Whitley bij Fleurus

De bemanning van de Whitley 'FB-X' (BD347) ving na het bombardement op Düsseldorf de terugkeer naar de basis Honeybourne aan. Daar was zij om 23u.24 opgestegen. De hele bemanning van de Australische piloot, P/O Geoff Silva, had reeds een 'tour' achter de rug en instrueerde nu bij de 24 OTU. De raid naar Düsseldorf was een al dan niet welkome afwisseling in het vrij saaie bestaan als instructeur.

De Whitley-bemanning bemerkte een groot namaakvuur vijf mijlen ten noordwesten van het doelwit en de bommen werden vanop 13 000 voet gelost. Het toestel werd voortdurend bestookt door erg nauwkeurige Flak en werd zelfs vastgehouden in een zoeklichtbundel. Ondanks vastberaden inspaningen van P/O Silva om eruit te raken - hij daalde tot 10 000 voet - bleef men de Whitley bestoken. De radiotelegrafist, Sgt A.J. Whicher, werd gewond aan het been en werd door de bommenrichter, Sgt J.B.R. Black bijgestaan. De staartkoepel was geraakt en kon niet meer draaien, maar de machinegeweren konden nog vuren. Uiteindelijk raakte de Whitley uit de benarde positie. De piloot trok zijn machine weer naar 12 000 voet maar plotseling werd de machine beschoten door een nachtjager. Het was Heinz-Wolfgang Schnaufer van Sint-Truiden die met enkele goed gerichte salvo's de hele romp in brand zette, alsook de ailerons en het het staartstuk aan flarden schoot. Whiting en Black bestreden het vuur met hun brandblussers. Schnaufer viel voor een tweede maal aan en ditmaal ging de staartschutter een duel aan. De nachtjager schoot terug en na een tweede salvo van Sgt Whiting verdween Schnaufers Messerschmitt in het donker.

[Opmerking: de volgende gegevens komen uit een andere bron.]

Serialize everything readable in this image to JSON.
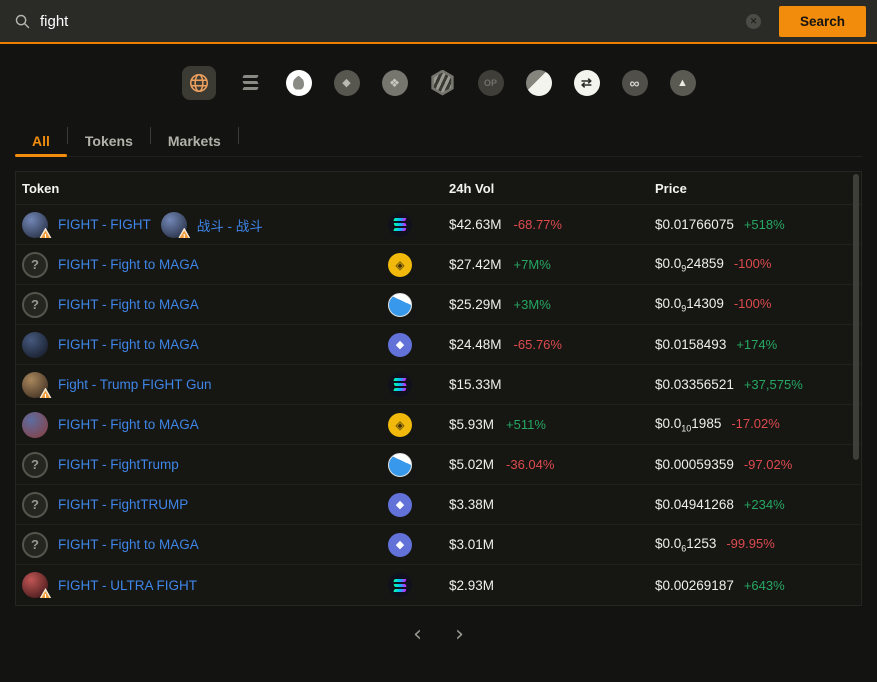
{
  "colors": {
    "accent_orange": "#f18c0d",
    "topbar_border_orange": "#ef7d00",
    "link_blue": "#3f86e8",
    "up_green": "#26a862",
    "down_red": "#dd4b4e",
    "topbar_bg": "#2a2a26",
    "page_bg": "#131311",
    "panel_bg": "#161613",
    "warning_orange": "#f29b38",
    "bnb_yellow": "#f0b90b",
    "sui_blue": "#3898ec",
    "ethereum_purple": "#6272d8",
    "solana_gradient": [
      "#00ffa3",
      "#dc1fff"
    ]
  },
  "search": {
    "value": "fight",
    "button_label": "Search"
  },
  "glyphs": {
    "question_avatar": "?",
    "warning_mark": "!",
    "optimism_label": "OP"
  },
  "networks": [
    {
      "name": "all-networks-globe",
      "selected": true
    },
    {
      "name": "solana",
      "selected": false
    },
    {
      "name": "sui",
      "selected": false
    },
    {
      "name": "ethereum",
      "selected": false
    },
    {
      "name": "bnb",
      "selected": false
    },
    {
      "name": "hexagon-badge",
      "selected": false
    },
    {
      "name": "optimism",
      "label": "OP",
      "selected": false
    },
    {
      "name": "half-moon",
      "selected": false
    },
    {
      "name": "swap-arrows",
      "selected": false
    },
    {
      "name": "infinity",
      "selected": false
    },
    {
      "name": "avalanche",
      "selected": false
    }
  ],
  "tabs": [
    {
      "label": "All",
      "active": true
    },
    {
      "label": "Tokens",
      "active": false
    },
    {
      "label": "Markets",
      "active": false
    }
  ],
  "table": {
    "columns": [
      "Token",
      "24h Vol",
      "Price"
    ],
    "rows": [
      {
        "token": "FIGHT - FIGHT",
        "token_alt": "战斗 - 战斗",
        "avatar": "photo",
        "avatar_colors": [
          "#7286b5",
          "#1c2334"
        ],
        "warning": true,
        "chain": "solana",
        "vol": "$42.63M",
        "vol_change": "-68.77%",
        "vol_dir": "down",
        "price_pre": "$0.01766075",
        "price_sub": "",
        "price_post": "",
        "price_change": "+518%",
        "price_dir": "up"
      },
      {
        "token": "FIGHT - Fight to MAGA",
        "token_alt": "",
        "avatar": "question",
        "avatar_colors": [],
        "warning": false,
        "chain": "bnb",
        "vol": "$27.42M",
        "vol_change": "+7M%",
        "vol_dir": "up",
        "price_pre": "$0.0",
        "price_sub": "9",
        "price_post": "24859",
        "price_change": "-100%",
        "price_dir": "down"
      },
      {
        "token": "FIGHT - Fight to MAGA",
        "token_alt": "",
        "avatar": "question",
        "avatar_colors": [],
        "warning": false,
        "chain": "sui",
        "vol": "$25.29M",
        "vol_change": "+3M%",
        "vol_dir": "up",
        "price_pre": "$0.0",
        "price_sub": "9",
        "price_post": "14309",
        "price_change": "-100%",
        "price_dir": "down"
      },
      {
        "token": "FIGHT - Fight to MAGA",
        "token_alt": "",
        "avatar": "photo",
        "avatar_colors": [
          "#46597e",
          "#10151f"
        ],
        "warning": false,
        "chain": "ethereum",
        "vol": "$24.48M",
        "vol_change": "-65.76%",
        "vol_dir": "down",
        "price_pre": "$0.0158493",
        "price_sub": "",
        "price_post": "",
        "price_change": "+174%",
        "price_dir": "up"
      },
      {
        "token": "Fight - Trump FIGHT Gun",
        "token_alt": "",
        "avatar": "photo",
        "avatar_colors": [
          "#a8875d",
          "#33241a"
        ],
        "warning": true,
        "chain": "solana",
        "vol": "$15.33M",
        "vol_change": "",
        "vol_dir": "",
        "price_pre": "$0.03356521",
        "price_sub": "",
        "price_post": "",
        "price_change": "+37,575%",
        "price_dir": "up"
      },
      {
        "token": "FIGHT - Fight to MAGA",
        "token_alt": "",
        "avatar": "photo",
        "avatar_colors": [
          "#5d6da0",
          "#8a3d3d"
        ],
        "warning": false,
        "chain": "bnb",
        "vol": "$5.93M",
        "vol_change": "+511%",
        "vol_dir": "up",
        "price_pre": "$0.0",
        "price_sub": "10",
        "price_post": "1985",
        "price_change": "-17.02%",
        "price_dir": "down"
      },
      {
        "token": "FIGHT - FightTrump",
        "token_alt": "",
        "avatar": "question",
        "avatar_colors": [],
        "warning": false,
        "chain": "sui",
        "vol": "$5.02M",
        "vol_change": "-36.04%",
        "vol_dir": "down",
        "price_pre": "$0.00059359",
        "price_sub": "",
        "price_post": "",
        "price_change": "-97.02%",
        "price_dir": "down"
      },
      {
        "token": "FIGHT - FightTRUMP",
        "token_alt": "",
        "avatar": "question",
        "avatar_colors": [],
        "warning": false,
        "chain": "ethereum",
        "vol": "$3.38M",
        "vol_change": "",
        "vol_dir": "",
        "price_pre": "$0.04941268",
        "price_sub": "",
        "price_post": "",
        "price_change": "+234%",
        "price_dir": "up"
      },
      {
        "token": "FIGHT - Fight to MAGA",
        "token_alt": "",
        "avatar": "question",
        "avatar_colors": [],
        "warning": false,
        "chain": "ethereum",
        "vol": "$3.01M",
        "vol_change": "",
        "vol_dir": "",
        "price_pre": "$0.0",
        "price_sub": "6",
        "price_post": "1253",
        "price_change": "-99.95%",
        "price_dir": "down"
      },
      {
        "token": "FIGHT - ULTRA FIGHT",
        "token_alt": "",
        "avatar": "photo",
        "avatar_colors": [
          "#c05555",
          "#341111"
        ],
        "warning": true,
        "chain": "solana",
        "vol": "$2.93M",
        "vol_change": "",
        "vol_dir": "",
        "price_pre": "$0.00269187",
        "price_sub": "",
        "price_post": "",
        "price_change": "+643%",
        "price_dir": "up"
      }
    ]
  },
  "pagination": {
    "prev_label": "‹",
    "next_label": "›"
  }
}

De intercom van de Whitley was eveneens stuk. De staartschutter kwam zonder parachute naar de cockpit. Hij werd meteen naar achter gestuurd en kreeg het bevel te springen. Wat de arme jongeman, de 20-jarige Sgt William Whiting, vervolgens uitvoerde, zal wel nooit geweten zijn. Was zijn valscherm stukgeschoten of verbrand en wilde hij zijn makkers hiervan op de hoogte brengen ? Feit is dat William Whiting het niet overleefde. Zijn graf vinden we te Gosselies terug.  

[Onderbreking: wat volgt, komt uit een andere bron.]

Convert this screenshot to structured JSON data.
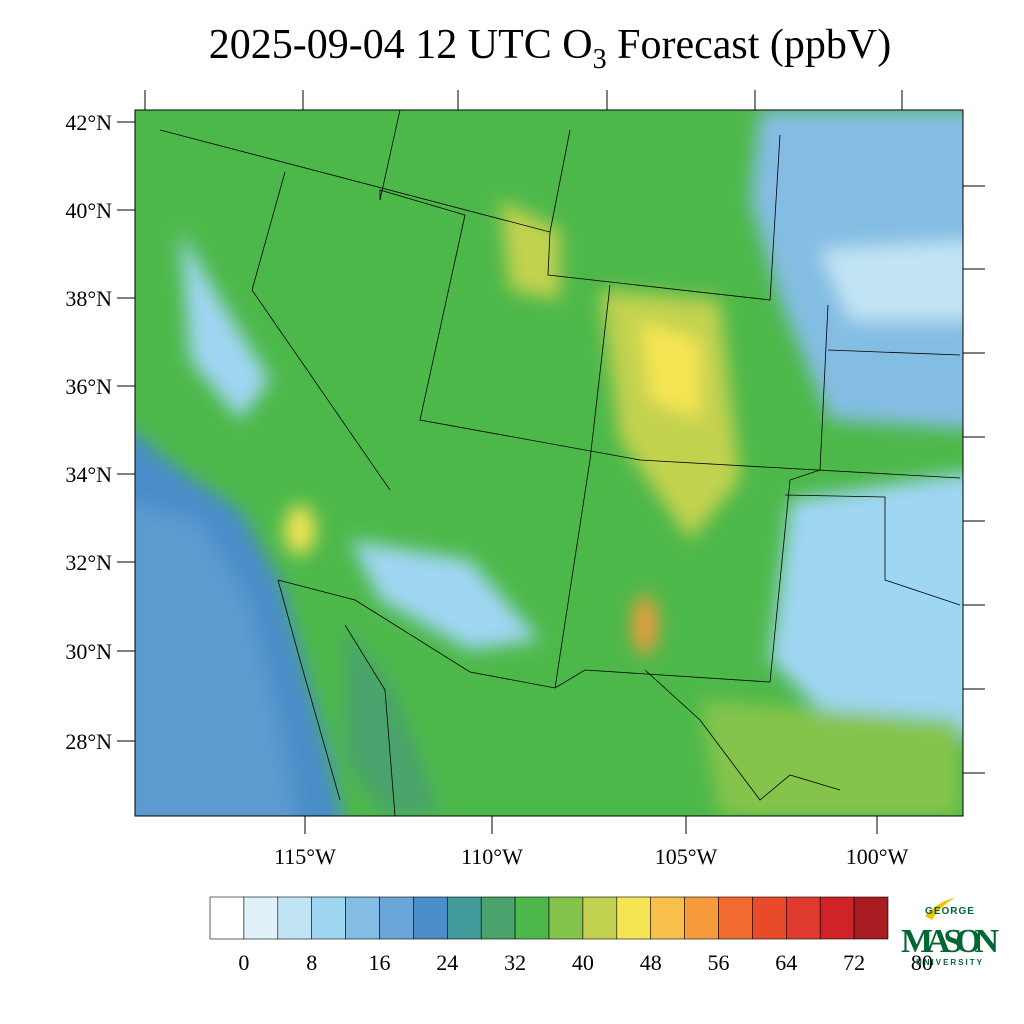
{
  "title": {
    "main": "2025-09-04 12 UTC O",
    "sub": "3",
    "rest": " Forecast (ppbV)"
  },
  "lat_labels": [
    "42°N",
    "40°N",
    "38°N",
    "36°N",
    "34°N",
    "32°N",
    "30°N",
    "28°N"
  ],
  "lon_labels": [
    "115°W",
    "110°W",
    "105°W",
    "100°W"
  ],
  "colorbar": {
    "colors": [
      "#ffffff",
      "#e1f1fa",
      "#c2e5f5",
      "#9fd6f2",
      "#84bde3",
      "#6ba6d8",
      "#4a8dc8",
      "#449b9c",
      "#4aa36c",
      "#4db84a",
      "#85c44c",
      "#c2d250",
      "#f6e553",
      "#f8bf4a",
      "#f79a3c",
      "#f26a2e",
      "#e84a2a",
      "#df3a2e",
      "#d02229",
      "#a81b20"
    ],
    "ticks": [
      0,
      8,
      16,
      24,
      32,
      40,
      48,
      56,
      64,
      72,
      80
    ]
  },
  "logo": {
    "top": "GEORGE",
    "main": "MASON",
    "bottom": "UNIVERSITY"
  }
}
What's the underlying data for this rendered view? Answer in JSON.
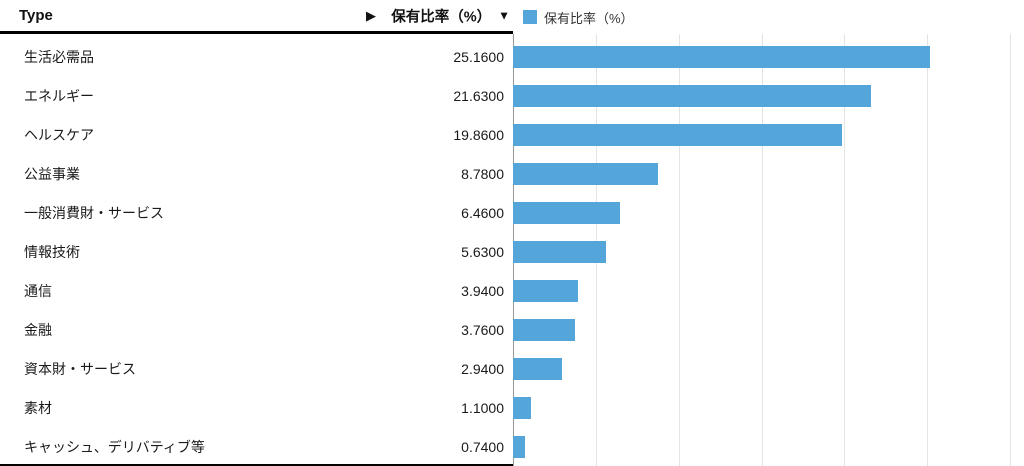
{
  "header": {
    "type_label": "Type",
    "expand_arrow": "▶",
    "value_label": "保有比率（%）",
    "sort_arrow": "▼"
  },
  "legend": {
    "label": "保有比率（%）"
  },
  "chart_data": {
    "type": "bar",
    "orientation": "horizontal",
    "title": "",
    "series_name": "保有比率（%）",
    "categories": [
      "生活必需品",
      "エネルギー",
      "ヘルスケア",
      "公益事業",
      "一般消費財・サービス",
      "情報技術",
      "通信",
      "金融",
      "資本財・サービス",
      "素材",
      "キャッシュ、デリバティブ等"
    ],
    "values": [
      25.16,
      21.63,
      19.86,
      8.78,
      6.46,
      5.63,
      3.94,
      3.76,
      2.94,
      1.1,
      0.74
    ],
    "value_labels": [
      "25.1600",
      "21.6300",
      "19.8600",
      "8.7800",
      "6.4600",
      "5.6300",
      "3.9400",
      "3.7600",
      "2.9400",
      "1.1000",
      "0.7400"
    ],
    "xlim": [
      0,
      30
    ],
    "tick_step": 5,
    "grid": true,
    "legend_position": "top",
    "bar_color": "#54A5DA",
    "gridline_color": "#e3e3e3",
    "axis_color": "#9a9a9a"
  }
}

Sgt Whicher probeerde nogmaals tevergeefs de radio. Sgt Black sprong langs voor, Sgt Whicher verliet het vliegtuig langs de zijkant. De piloot, P/O Silva was zwaar verbrand aan zijn gezicht, nek en polsen, en zijn harnas en zwemvest stonden in brand. Hij kon zijn parachute maar aan één haak vastmaken, maar er was geen tijd te verliezen en hij sprong dan maar doorheen het vuur. Enkele seconden later explodeerde het toestel. De Whitley stortte neer op een kruispunt in het bos van Soleilmont, bij Fleurus.

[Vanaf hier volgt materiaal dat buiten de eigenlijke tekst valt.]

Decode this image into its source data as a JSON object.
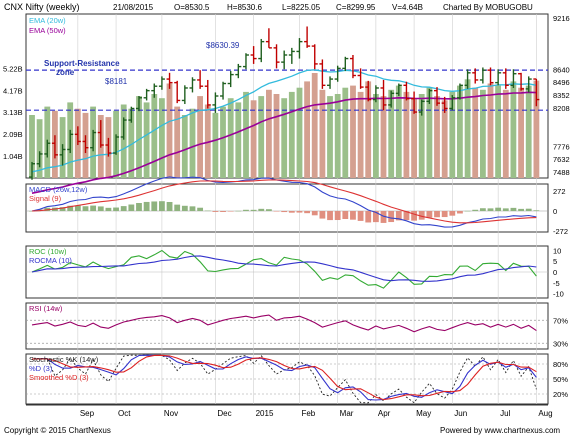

Sgt Whicher, de radiotelegrafist, trok zo snel mogelijk aan het koord, verloor het bewustzijn maar kwam weer bij net voor hij de grond raakte.

De navigator, Sgt Black, een chemicus uit Slough, vertelde later : "Ik landde in een veld ten westen van Lambusard, vijf mijlen ten noordoosten van Charleroi. Ik rende onmiddellijk naar een bos waar ik m'n materiaal (zwemvest, valscherm) dumpte. Ik verborg me tot 2 uur, tot ik langs de zuidkant het bos verliet. Ik ging verder tot aan een boerderij in Gilly. Ik benaderde de boerderij, en een vrouw zag me. Ze vroeg wat ik wou. Ik vertelde haar dat ik een Brit was, waarop zij me binnen nam en eten en kleding gaf. Kort daarna kwam een man binnen die zei dat de Duitsers de hele buurt afspeurden. Hij nam me in zijn huis. Zijn zus, die in verbinding stond met een organisatie, informeerde haar chef, die me op zijn beurt tien dagen herbergde. Ik verbleef op de zolder van een verlaten molen, vanwaar mijn vriend vanuit zijn slaapkamer toegang had. Ik leerde een aantal patriotten kennen en zij contacteerden een organisatie die me naar het Verenigd Koninkrijk bracht."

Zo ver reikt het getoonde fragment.